In Frankfurt, Mr Trichet noted the strong support in France for the ECB's independence.
The ECB believes that controlling inflation and structural reform are the best ways to boost growth. But Mr Bini Smaghi made clear the limitations of exchange rate policy. An effective policy needed co-ordination between politicians and a central bank, and any action would have to be taken in concert with the US and Japan.
"Intervention is unlikely to have a lasting effect in the foreign exchange markets unless it is expected to be followed by domestic policy action, especially concerning interest rates," he said.
In contrast to the US and Japan, where the finance ministry sets the exchange rate regime and intervenes in exchange markets, eurozone central banks hold and manage foreign exchange reserves and have responsibility for any market intervention. Finance ministers can set "general orientations", which Mr Bini Smaghi argued would have to be agreed by the ECB, but have not exercised that right since the launch of the euro in 1999.
He said the current system had proved effective in 2000, the last time the ECB intervened, but institutional arrangements could still be improved. Problems were created when finance ministers clashed ahead of international meetings - with the public airing of differences undermining any subsequent agreement.
This had happened in February, ahead of a meeting of finance ministers from the Group of Seven industrialised countries. "Some euro area finance ministers expressed concern and dissatisfaction with the level of the euro exchange rate, especially vis-à-vis the yen, while other ministers indicated that the euro exchange rate was appropriate."

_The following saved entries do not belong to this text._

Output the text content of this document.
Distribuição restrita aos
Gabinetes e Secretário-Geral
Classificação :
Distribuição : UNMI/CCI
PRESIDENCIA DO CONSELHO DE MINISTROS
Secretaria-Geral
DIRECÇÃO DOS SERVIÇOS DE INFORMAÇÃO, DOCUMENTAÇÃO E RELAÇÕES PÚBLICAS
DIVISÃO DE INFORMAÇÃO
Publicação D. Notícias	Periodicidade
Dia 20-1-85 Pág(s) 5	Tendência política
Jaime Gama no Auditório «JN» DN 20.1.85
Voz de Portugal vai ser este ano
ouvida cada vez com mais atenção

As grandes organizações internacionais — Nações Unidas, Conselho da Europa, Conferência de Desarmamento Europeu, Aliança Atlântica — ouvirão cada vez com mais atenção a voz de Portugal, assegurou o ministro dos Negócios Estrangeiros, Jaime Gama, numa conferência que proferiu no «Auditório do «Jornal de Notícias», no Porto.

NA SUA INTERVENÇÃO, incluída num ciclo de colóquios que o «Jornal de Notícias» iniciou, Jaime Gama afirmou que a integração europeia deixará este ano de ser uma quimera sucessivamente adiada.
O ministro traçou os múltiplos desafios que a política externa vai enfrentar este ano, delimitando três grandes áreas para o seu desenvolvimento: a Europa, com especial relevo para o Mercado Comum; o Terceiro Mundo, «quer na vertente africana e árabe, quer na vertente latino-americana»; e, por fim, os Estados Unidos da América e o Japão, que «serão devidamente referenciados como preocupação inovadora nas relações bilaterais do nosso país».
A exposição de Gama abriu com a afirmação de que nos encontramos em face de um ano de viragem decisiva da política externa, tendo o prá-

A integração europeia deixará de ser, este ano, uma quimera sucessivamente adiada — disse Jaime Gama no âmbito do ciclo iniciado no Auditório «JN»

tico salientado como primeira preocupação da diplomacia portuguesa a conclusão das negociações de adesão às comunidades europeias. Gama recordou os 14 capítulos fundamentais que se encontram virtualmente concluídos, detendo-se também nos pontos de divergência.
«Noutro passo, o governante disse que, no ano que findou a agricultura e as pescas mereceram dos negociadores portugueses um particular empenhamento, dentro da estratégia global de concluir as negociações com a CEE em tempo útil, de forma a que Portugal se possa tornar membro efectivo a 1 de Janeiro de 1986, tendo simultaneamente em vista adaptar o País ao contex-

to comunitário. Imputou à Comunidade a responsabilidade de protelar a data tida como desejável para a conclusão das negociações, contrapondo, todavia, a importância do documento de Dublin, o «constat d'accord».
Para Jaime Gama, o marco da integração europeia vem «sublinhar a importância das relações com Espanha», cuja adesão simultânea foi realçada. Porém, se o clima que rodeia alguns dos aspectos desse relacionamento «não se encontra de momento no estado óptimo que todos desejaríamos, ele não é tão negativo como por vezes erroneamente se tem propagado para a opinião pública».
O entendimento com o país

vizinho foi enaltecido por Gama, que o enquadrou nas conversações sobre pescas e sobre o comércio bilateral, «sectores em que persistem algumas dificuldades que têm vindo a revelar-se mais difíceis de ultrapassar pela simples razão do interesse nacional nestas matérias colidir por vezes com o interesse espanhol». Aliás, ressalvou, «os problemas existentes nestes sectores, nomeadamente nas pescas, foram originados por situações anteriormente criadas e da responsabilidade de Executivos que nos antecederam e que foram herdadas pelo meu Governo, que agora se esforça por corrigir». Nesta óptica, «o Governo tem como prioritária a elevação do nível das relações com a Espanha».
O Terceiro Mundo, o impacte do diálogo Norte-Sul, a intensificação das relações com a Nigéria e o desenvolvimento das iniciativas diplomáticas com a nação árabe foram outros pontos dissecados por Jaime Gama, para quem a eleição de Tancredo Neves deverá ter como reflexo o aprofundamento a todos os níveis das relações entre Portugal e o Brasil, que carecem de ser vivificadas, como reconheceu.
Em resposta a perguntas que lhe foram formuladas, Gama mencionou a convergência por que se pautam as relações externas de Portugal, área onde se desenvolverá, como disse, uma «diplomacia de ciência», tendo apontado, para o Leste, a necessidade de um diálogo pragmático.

The political complexity of the EU weakened its ability to pursue its interests internationally, said Mr Bini Smaghi. But the agreement on an EU reform treaty, creating a "high representative of the Union for foreign affairs and security policy", showed progress was possible on political integration. In a clear hint at the ECB's preference, he asked: "Could this decision also represent a way forward in the field of the external representation of the euro area?"